Lors d’une dernière rencontre, vous insistiez sur la nécessité de dépister les gens qui ne se savent pas porteurs du VIH.
Effectivement, le but, c’est d’avoir le moins de gens qui s’ignorent et, donc, de les diagnostiquer. Je pense, notamment, aux travailleurs du sexe croisés dans les pays à vocation «touristique sexuelle». Ou aux personnes en situation précaire et qui n’ont pas accès aux soins, voire aux migrants qui ont peur des contrôles et de la police, et passent donc entre les mailles de la prévention. Ce sont des populations difficiles à gérer.
Vous disiez, également, que les homosexuels étaient réfractaires aux «diktats» hétérosexuels !
La communauté s’est trouvé raccord avec les incitations à la prévention dès lors que le corps médical acceptait de mettre à sa disposition la PrEP, préparation médicamenteuse. Mais subsistent des réticences et des questionnements car le produit n’est pas anodin, il génère des complications rénales et osseuses.
Justement, où en sommesnous des traitements ?
Encore une fois, les expériences menées nous indiquent que les traitements pris hypertôt n’empêchent pas les traitements anti-viraux à vie. Par ailleurs, on essaie de voir si les malades peuvent observer des pauses dans la semaine, à savoir suivre leur traitement cinq jours sur sept, voire quatre jours sur sept. Il faut laisser aux gens le temps de respirer. On envisage, également, la mise à disposition prochaine d’un traitement par voie intra-musculaire avec, dans le meilleur des cas, une seule injection par mois.
Quid du Truvada, produit annoncé «miracle» ?
Le Truvada et son «petit frère», le Genvoya, offrent une bien meilleure tolérance rénale et osseuse. Et d’après les essais français, ils garantissent 85 % de réussite…
« Je soigne 250 personnes »
De quelles statistiques dispose-t-on à l’échelle nationale ?
En France, on recense un peu plus de 150 000 séropositifs. Mais notre pays fait encore figure de mauvais élève, notamment dans le cadre du plan 90/90/90 qui veut que dans trois ans, 90 % des personnes recevant un traitement anti-rétroviral aient une charge virale doublement supprimée. Là, nous accusons du retard par rapport aux Scandinaves et aux Suisses, plutôt en pointe sur le sujet. Il faut dire qu’ils ne sont pas soumis aux mêmes flux migratoires, et aux mêmes prises en charge.

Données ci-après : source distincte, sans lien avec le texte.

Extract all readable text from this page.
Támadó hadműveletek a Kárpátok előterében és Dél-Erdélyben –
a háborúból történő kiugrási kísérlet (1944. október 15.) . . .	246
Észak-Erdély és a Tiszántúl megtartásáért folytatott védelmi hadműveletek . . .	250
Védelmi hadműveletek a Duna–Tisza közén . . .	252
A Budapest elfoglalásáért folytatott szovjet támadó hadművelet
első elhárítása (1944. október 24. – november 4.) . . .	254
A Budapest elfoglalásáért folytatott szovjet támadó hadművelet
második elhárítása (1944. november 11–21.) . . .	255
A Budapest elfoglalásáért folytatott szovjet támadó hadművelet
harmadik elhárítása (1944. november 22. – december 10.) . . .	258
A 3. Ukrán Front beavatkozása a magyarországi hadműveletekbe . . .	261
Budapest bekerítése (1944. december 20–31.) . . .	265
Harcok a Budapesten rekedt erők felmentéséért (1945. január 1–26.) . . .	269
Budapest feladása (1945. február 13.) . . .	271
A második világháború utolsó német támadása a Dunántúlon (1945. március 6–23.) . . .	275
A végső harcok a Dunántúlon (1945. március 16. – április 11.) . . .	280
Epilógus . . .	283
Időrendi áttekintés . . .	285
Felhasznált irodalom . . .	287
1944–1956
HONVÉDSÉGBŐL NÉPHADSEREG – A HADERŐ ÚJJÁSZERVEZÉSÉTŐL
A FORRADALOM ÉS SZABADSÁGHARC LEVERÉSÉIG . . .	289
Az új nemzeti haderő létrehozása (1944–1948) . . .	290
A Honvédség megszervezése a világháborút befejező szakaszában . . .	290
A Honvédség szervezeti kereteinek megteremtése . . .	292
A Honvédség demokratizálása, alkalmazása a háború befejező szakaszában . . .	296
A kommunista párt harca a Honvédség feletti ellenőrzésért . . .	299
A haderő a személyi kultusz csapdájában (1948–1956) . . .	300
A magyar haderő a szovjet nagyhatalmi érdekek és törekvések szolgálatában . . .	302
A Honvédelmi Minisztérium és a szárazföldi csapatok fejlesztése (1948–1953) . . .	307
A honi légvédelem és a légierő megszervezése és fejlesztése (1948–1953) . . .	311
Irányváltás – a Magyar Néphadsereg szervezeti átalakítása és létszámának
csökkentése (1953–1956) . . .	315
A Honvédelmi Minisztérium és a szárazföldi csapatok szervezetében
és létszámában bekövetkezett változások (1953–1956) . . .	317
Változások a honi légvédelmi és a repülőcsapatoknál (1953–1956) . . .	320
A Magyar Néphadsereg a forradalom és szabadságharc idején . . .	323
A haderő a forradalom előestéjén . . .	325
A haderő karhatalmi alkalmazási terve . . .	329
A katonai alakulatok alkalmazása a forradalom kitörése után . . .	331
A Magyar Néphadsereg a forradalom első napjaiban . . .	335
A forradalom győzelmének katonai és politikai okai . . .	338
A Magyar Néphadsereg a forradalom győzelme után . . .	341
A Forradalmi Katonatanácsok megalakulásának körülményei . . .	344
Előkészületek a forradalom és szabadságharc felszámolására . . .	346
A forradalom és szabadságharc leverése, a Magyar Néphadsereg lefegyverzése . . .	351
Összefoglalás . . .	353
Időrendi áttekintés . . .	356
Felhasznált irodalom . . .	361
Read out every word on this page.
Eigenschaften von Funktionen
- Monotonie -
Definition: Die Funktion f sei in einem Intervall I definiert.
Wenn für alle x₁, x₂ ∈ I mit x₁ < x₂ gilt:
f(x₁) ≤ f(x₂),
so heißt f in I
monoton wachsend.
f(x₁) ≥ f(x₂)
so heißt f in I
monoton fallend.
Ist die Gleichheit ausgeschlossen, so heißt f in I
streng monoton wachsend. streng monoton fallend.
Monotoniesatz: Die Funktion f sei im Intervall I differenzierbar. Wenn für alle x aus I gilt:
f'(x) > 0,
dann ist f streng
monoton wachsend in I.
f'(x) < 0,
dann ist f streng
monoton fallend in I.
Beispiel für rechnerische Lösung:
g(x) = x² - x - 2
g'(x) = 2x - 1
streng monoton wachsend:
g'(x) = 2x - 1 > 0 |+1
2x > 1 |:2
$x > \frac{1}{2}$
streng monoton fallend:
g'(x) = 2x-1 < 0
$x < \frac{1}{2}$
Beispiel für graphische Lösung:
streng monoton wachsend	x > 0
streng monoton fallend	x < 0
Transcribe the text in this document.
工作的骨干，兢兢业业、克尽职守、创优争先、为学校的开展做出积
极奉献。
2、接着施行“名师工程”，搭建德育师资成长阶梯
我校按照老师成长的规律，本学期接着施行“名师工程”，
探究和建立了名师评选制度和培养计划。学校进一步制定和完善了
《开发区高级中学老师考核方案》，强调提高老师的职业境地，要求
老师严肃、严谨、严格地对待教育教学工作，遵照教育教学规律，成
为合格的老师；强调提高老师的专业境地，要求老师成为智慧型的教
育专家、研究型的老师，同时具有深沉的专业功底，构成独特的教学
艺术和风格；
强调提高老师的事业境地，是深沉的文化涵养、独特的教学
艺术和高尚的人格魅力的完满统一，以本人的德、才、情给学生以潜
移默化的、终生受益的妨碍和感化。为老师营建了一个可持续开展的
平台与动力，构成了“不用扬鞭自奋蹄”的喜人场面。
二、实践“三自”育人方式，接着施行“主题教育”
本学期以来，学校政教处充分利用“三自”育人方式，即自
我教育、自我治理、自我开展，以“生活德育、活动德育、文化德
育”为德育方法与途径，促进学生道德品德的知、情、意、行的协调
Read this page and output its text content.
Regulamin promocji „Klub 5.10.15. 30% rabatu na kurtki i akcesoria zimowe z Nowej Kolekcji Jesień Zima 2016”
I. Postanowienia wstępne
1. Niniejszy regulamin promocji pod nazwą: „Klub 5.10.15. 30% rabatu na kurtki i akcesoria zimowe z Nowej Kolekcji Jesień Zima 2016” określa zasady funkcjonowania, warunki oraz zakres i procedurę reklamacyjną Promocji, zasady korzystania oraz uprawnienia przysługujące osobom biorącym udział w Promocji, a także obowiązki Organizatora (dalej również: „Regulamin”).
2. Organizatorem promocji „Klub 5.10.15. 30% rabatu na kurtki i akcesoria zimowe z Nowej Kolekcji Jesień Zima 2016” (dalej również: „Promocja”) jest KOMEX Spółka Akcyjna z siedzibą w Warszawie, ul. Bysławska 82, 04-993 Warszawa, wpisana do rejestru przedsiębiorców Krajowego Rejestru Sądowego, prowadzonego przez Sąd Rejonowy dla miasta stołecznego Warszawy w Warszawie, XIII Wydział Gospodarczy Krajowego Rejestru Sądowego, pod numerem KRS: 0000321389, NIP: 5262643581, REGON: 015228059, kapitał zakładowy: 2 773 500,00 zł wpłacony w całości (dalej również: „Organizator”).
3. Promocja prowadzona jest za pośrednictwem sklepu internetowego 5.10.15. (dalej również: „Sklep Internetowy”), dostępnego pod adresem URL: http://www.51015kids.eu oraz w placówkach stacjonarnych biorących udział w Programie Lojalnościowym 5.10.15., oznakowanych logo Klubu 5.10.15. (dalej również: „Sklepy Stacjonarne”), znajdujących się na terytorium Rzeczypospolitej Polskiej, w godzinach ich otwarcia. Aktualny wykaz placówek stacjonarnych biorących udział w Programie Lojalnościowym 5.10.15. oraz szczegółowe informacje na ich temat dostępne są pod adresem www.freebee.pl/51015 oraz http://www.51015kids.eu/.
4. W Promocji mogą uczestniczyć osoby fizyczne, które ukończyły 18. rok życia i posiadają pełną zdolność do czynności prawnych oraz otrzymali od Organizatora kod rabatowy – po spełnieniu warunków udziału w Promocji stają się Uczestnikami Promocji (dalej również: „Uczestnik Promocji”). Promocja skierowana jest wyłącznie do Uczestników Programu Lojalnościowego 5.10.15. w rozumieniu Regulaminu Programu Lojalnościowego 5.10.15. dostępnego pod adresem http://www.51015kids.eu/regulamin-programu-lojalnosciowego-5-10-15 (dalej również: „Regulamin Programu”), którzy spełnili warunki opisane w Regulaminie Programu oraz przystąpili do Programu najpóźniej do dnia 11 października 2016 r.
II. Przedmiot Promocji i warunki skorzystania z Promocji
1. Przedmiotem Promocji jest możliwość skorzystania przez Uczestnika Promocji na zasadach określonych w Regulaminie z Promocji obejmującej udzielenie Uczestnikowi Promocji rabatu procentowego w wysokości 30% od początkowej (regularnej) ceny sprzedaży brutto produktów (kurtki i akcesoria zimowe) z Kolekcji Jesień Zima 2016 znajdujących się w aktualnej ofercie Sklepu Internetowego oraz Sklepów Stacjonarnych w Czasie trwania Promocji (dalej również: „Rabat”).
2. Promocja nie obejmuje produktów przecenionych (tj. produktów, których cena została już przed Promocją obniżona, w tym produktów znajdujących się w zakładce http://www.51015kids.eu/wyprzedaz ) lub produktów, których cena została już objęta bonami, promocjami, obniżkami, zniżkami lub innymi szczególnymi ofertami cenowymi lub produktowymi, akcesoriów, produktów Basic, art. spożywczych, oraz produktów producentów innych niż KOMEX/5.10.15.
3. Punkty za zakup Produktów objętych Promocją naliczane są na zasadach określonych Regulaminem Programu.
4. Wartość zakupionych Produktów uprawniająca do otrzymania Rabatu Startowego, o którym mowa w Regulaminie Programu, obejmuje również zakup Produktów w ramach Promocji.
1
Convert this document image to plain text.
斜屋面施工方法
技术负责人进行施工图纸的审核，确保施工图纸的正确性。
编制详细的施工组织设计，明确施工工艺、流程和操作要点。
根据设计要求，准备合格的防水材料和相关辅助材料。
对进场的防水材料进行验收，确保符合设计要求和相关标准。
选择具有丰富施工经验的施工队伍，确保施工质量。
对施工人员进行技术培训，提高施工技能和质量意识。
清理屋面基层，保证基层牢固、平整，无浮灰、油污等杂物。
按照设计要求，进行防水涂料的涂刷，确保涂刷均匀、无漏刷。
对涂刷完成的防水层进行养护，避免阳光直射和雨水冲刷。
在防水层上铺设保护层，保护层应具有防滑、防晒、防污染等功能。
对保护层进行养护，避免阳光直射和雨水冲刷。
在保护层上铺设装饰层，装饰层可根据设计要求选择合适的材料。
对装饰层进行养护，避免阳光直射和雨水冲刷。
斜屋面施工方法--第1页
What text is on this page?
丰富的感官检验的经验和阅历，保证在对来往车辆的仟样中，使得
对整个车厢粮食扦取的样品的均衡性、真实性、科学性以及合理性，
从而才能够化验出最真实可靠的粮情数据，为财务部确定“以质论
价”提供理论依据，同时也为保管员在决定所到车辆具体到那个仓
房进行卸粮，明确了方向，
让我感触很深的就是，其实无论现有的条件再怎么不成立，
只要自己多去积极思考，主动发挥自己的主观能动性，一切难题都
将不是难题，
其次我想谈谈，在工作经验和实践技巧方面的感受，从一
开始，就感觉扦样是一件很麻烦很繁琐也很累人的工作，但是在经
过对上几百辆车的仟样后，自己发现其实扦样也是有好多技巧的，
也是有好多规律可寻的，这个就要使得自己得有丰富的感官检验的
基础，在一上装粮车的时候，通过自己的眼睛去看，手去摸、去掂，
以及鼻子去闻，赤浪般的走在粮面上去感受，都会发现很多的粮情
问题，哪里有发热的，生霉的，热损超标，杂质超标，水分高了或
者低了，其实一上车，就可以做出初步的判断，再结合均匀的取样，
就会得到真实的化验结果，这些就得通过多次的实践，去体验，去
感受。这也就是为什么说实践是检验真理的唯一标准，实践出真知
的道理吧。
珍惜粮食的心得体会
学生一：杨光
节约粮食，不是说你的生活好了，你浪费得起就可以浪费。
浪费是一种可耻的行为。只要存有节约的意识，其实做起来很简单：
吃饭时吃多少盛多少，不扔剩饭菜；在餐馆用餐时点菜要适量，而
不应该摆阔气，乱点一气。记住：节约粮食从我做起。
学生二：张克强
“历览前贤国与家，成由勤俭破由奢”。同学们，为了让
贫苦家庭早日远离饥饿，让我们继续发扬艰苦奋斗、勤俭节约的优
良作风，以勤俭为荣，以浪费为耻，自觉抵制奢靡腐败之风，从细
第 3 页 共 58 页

Et dans le département de l’Eure ?
Je trouve que la situation ne s’améliore pas. D’une année sur l’autre, j’ai enregistré 30 nouveaux cas. Auparavant, la moyenne se situait plutôt entre 10 et 15. Mais l’Eure se trouve dans un couloir de migration, coincé entre la région parisienne et Le Havre, si bien que de nombreuses personnes transitent par notre département. Au final, je traite 250 patients, dont plusieurs qui viennent d’Ile-de-France ou de Rouen. Ils apprécient la discrétion et la confidentialité qui prévalent à Évreux.
Comment se compose votre patientèle ?
À 55 % d’hétérosexuels et 25 % d’homosexuels. Ils devancent les vieux toxicomanes qui rechignent à répondre aux essais thérapeutiques. Les hommes représentent 60 % de ma patientèle, pour une moyenne d’âge de 50/55 ans, contre 40/45 ans aux femmes.
« Des slogans moins porteurs »
En matière de prévention, les plus jeunes semblent se «relâcher» !
C’est un phénomène constaté depuis de nombreuses années, comme si le VIH était dépassé. Les jeunes pensent que s’ils contractent l’infection, « ce n’est pas si grave, ça se soigne ! ». Et puis les slogans invitant à la prévention sont nettement moins porteurs qu’à l’époque de Freddy Mercury ou Cyril Collard.
Le 29 novembre, à l’issue de la projection du film «120 battements par minute» (*), vous animerez un débat, notamment aux côtés de l’association l’Abri.
Plutôt que d’opter pour une conférence classique, nous avons choisi un film qui a fait le buzz. C’est un film sur l’activisme, très branché contre les laboratoires. Il relate les actions menées par Act Up pour lutter contre l’indifférence générale face au fléau qu’est le sida. À l’époque, ces militants étaient plus dans le conflit. Aujourd’hui, les relations sont nettement plus apaisées.
Vous avez connu cette période ?
Bien sûr. D’ailleurs, quand j’ai commencé à exercer, en 2000, on recensait une douzaine d’actions militantes à Évreux et aux alentours. Aujourd’hui, signe des temps, elles ont presque toutes disparu…
Propos recueillis par A.Guillard
(*) Mercredi 29 novembre, au cinéma Pathé (20 h). Entrée : 6 €.